Doyle is often right on the money-
The movement, profoundly anti-intellectual (again reflecting its society), often incorrectly interpreted this postmodern political space as a justification for strategies that were simply neoliberal and that ultimately deliver market-based outcomes. This neoliberalism, despite Howard’s eventual demise, currently pervades the operational and strategic reality of the environment movement in Australia, particularly in elite networks: ‘Find your own comfort level in social and political systems and pursue your own environmental ends and ecotopia will be revealed.’ (167)
and
The extreme neoliberalism of some environmentalists has not dealt with the basic problems of access to power and wealth.

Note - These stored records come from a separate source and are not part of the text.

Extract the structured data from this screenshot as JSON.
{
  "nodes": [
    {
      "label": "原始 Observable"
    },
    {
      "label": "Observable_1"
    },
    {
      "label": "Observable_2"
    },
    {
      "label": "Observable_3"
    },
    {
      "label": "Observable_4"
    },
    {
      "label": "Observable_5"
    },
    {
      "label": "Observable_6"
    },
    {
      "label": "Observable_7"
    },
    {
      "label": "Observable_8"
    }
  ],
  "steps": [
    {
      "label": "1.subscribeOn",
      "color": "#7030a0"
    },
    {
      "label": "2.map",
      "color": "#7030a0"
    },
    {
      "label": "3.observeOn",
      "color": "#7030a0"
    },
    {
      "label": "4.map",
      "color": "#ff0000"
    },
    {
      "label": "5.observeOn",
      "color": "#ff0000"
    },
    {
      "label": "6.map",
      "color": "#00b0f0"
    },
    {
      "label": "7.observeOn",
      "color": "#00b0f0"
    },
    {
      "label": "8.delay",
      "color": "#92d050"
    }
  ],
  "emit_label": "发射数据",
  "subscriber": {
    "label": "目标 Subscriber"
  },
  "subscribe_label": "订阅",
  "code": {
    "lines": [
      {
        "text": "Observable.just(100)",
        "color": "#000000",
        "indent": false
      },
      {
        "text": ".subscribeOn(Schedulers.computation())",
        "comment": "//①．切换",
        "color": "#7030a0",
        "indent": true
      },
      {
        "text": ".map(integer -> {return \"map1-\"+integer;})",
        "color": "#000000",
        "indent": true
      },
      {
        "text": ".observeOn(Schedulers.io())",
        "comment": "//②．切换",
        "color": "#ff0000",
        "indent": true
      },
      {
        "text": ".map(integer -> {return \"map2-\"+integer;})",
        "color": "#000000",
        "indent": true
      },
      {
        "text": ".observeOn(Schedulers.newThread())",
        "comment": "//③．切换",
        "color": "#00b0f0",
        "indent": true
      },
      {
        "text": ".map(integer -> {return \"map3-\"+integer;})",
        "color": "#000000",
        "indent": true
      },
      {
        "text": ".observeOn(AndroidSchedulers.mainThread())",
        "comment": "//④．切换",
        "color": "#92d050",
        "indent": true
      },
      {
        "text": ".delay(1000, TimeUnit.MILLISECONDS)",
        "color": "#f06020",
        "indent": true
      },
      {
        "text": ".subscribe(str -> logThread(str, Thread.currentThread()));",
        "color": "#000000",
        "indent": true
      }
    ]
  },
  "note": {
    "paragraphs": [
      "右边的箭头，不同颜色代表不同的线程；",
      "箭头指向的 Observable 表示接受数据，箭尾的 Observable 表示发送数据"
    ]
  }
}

Any effective postmodern/poststructural tactical armoury must also include adversarial, structuralist, front-on, us– them, win –loss conflicts, as well as other forms of appeals to elites, win –win, and mass mobilization politics. In their acceptance of ‘universal embrace’ strategies, many Australian environmental strategists continue to overindulge in the characteristic of postmodern politics which White has already alluded to: in their ‘irreducible pluralism and . . . suspicion of totalistic revolutionary programs’ (White, 1991, p. 11), they rarely offer combined and confrontationary stances which are sometimes most appropriate in creative forms of postmodern politics. Instead, what is eulogized as postmodern cleverness usually manifests itself as neo-pluralism and neoliberalism.
But the key question “What is to be Done?” is not answered. We know we are under-performing, that we are in the smugosphere. Maybe Doyle thinks it’s not his place to be prescriptive, but criticism without ideas for praxis is akin to power without responsibility. How DO we go about surviving the Gang Bang theory of nature?